Послушав еще несколько минут беседу заговорщиков, Сенчук, двигаясь буквально по воздуху, покинул трюм, пораженный открывшейся перед ним истиной. Правда, покуда туманной. Состояла же истина в том, что перегрузка контрабанды на яхту не состоится.
ЗАБЕЛИН
После встречи в коридоре с товарищем по несчастью пребывания на неблагополучном судне уснуть Забелин не мог.
Из фраз, оброненных врачом, выходило, что афера с пожаром и инсулином раскрыта и теперь неминуемо начнется скандальное расследование с определенного рода выводами.
Он не ошибся: под утро в каюту к нему пожаловал капитан с двумя матросами и в приказном порядке приказал предъявить к досмотру личные вещи, а также потребовал прохождения дактилоскопической экспертизы, объяснив, что неизвестный искушенный злоумышленник совершил прошедшей ночью диверсию, выведя из строя турбозубчатый агрегат.
Забелин невольно присвистнул…
На судне, похоже, начиналась партизанская война. И нешуточная: вывод из строя передаточного звена между винтом и турбиной означал серьезную травму, чье "лечение" могло проходить исключительно в условиях стационара, то есть ремонтного дока.
— Вы, кажется, удивлены? — спросил его капитан, ставя на стол склянку с какой‑то ваксой и вытаскивая из пластиковой папки лист плотной бумаги.
— А вы? — в свою очередь спросил Забелин.
— Я был готов к проискам… — расплывчато ответил капитан.
Как бы ни были омерзительны обыск и доморощенная процедура со снятием отпечатков пальцев, противиться им Забелин не стал, сознавая обоснованность подобных действий командования.
Когда матросы и высший начальник покинули каюту, он смыл краску с пальцев, что удалось не без труда, ибо ядовитая вакса неясной консистенции въелась в кожу намертво и пришлось оттирать ее пемзой; затем убрал на место разбросанные после шмона вещи и — поднялся на верхнюю палубу.
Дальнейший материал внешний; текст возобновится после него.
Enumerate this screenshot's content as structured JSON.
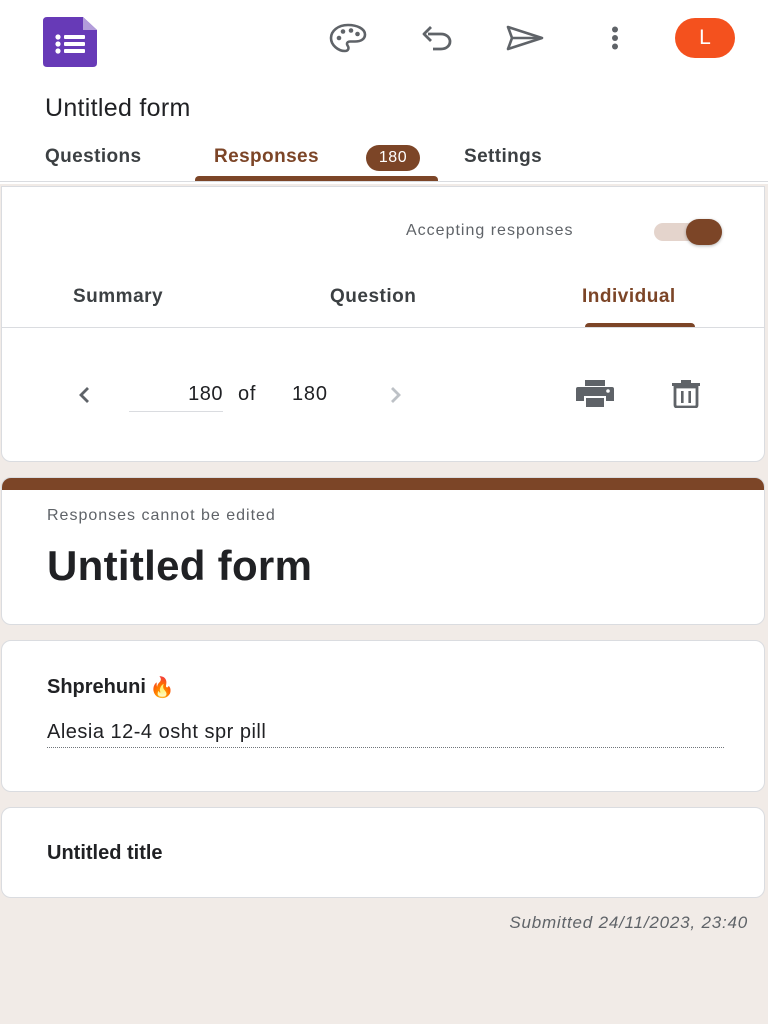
{
  "header": {
    "form_title": "Untitled form",
    "avatar_letter": "L",
    "tabs": [
      {
        "label": "Questions"
      },
      {
        "label": "Responses",
        "badge": "180"
      },
      {
        "label": "Settings"
      }
    ]
  },
  "responses_panel": {
    "accepting_label": "Accepting responses",
    "accepting": true,
    "sub_tabs": [
      {
        "label": "Summary"
      },
      {
        "label": "Question"
      },
      {
        "label": "Individual"
      }
    ],
    "pager": {
      "current": "180",
      "of_label": "of",
      "total": "180"
    }
  },
  "response": {
    "notice": "Responses cannot be edited",
    "form_title": "Untitled form",
    "questions": [
      {
        "title": "Shprehuni",
        "emoji": "🔥",
        "answer": "Alesia 12-4 osht spr pill"
      },
      {
        "title": "Untitled title"
      }
    ],
    "submitted": "Submitted 24/11/2023, 23:40"
  },
  "colors": {
    "accent": "#7c4527",
    "avatar": "#f4511e",
    "logo": "#673ab7",
    "background": "#f1ebe7"
  },
  "icons": {
    "app_logo": "google-forms-icon",
    "palette": "palette-icon",
    "undo": "undo-icon",
    "send": "send-icon",
    "more": "more-vert-icon",
    "prev": "chevron-left-icon",
    "next": "chevron-right-icon",
    "print": "print-icon",
    "delete": "trash-icon"
  }
}
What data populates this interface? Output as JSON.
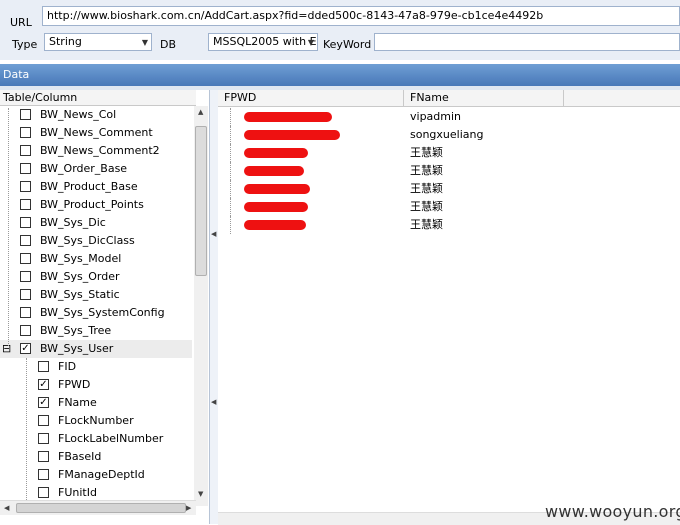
{
  "form": {
    "url_label": "URL",
    "url_value": "http://www.bioshark.com.cn/AddCart.aspx?fid=dded500c-8143-47a8-979e-cb1ce4e4492b",
    "type_label": "Type",
    "type_value": "String",
    "db_label": "DB",
    "db_value": "MSSQL2005 with E",
    "keyword_label": "KeyWord",
    "keyword_value": ""
  },
  "data_title": "Data",
  "tree": {
    "header": "Table/Column",
    "tables": [
      {
        "label": "BW_News_Col",
        "checked": false
      },
      {
        "label": "BW_News_Comment",
        "checked": false
      },
      {
        "label": "BW_News_Comment2",
        "checked": false
      },
      {
        "label": "BW_Order_Base",
        "checked": false
      },
      {
        "label": "BW_Product_Base",
        "checked": false
      },
      {
        "label": "BW_Product_Points",
        "checked": false
      },
      {
        "label": "BW_Sys_Dic",
        "checked": false
      },
      {
        "label": "BW_Sys_DicClass",
        "checked": false
      },
      {
        "label": "BW_Sys_Model",
        "checked": false
      },
      {
        "label": "BW_Sys_Order",
        "checked": false
      },
      {
        "label": "BW_Sys_Static",
        "checked": false
      },
      {
        "label": "BW_Sys_SystemConfig",
        "checked": false
      },
      {
        "label": "BW_Sys_Tree",
        "checked": false
      },
      {
        "label": "BW_Sys_User",
        "checked": true,
        "expanded": true
      }
    ],
    "columns": [
      {
        "label": "FID",
        "checked": false
      },
      {
        "label": "FPWD",
        "checked": true
      },
      {
        "label": "FName",
        "checked": true
      },
      {
        "label": "FLockNumber",
        "checked": false
      },
      {
        "label": "FLockLabelNumber",
        "checked": false
      },
      {
        "label": "FBaseId",
        "checked": false
      },
      {
        "label": "FManageDeptId",
        "checked": false
      },
      {
        "label": "FUnitId",
        "checked": false
      }
    ]
  },
  "grid": {
    "columns": [
      "FPWD",
      "FName"
    ],
    "rows": [
      {
        "fpwd": "",
        "fname": "vipadmin"
      },
      {
        "fpwd": "",
        "fname": "songxueliang"
      },
      {
        "fpwd": "",
        "fname": "王慧颖"
      },
      {
        "fpwd": "",
        "fname": "王慧颖"
      },
      {
        "fpwd": "",
        "fname": "王慧颖"
      },
      {
        "fpwd": "",
        "fname": "王慧颖"
      },
      {
        "fpwd": "",
        "fname": "王慧颖"
      }
    ]
  },
  "watermark": "www.wooyun.org",
  "colors": {
    "data_bar": "#4f80c0",
    "redaction": "#ee1111"
  }
}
"Скрябин" шел на тихом тяжелом ходу, приближаясь к месту упокоения "К-219".
Дул легкий нежный зюйд, щекотно забиравшийся под футболку. Синь тропического неба отдавала химическим ультрамарином.
Забелин, облокотившись на фальшборт, вглядывался в лохматые гребни малахитовых волн. Думалось ему путано и горько: о странном плавании с неясным финалом, о вывертах незадавшейся жизни… Вот же — из одного болота в другое… Невольно вспомнился лимузинщик Боря, которому в настоящий момент он вдруг остро позавидовал — катается сейчас небось всвоем мощном "Кэдди" по лабиринту Манхэттена…
Обернулся на шум шагов: к нему направлялся уполномоченный от МЧС.
— Кажется, нам стоит переговорить… — произнес Прозоров, пожимая ему руку. — На судне происходят знаменательные, мать их, события…
— И уже давно, — согласился Забелин.
— Имеете в виду смытого за борт штурмана?
— Мне кажется, штурман покинул борт через иллюминатор, — сказал Забелин.
— Это шутка? — равнодушным тоном спросил Прозоров.
— Предположение.
— С вас тоже сняли отпечатки? — спросил Прозоров, узрев черноту на кончиках пальцев собеседника.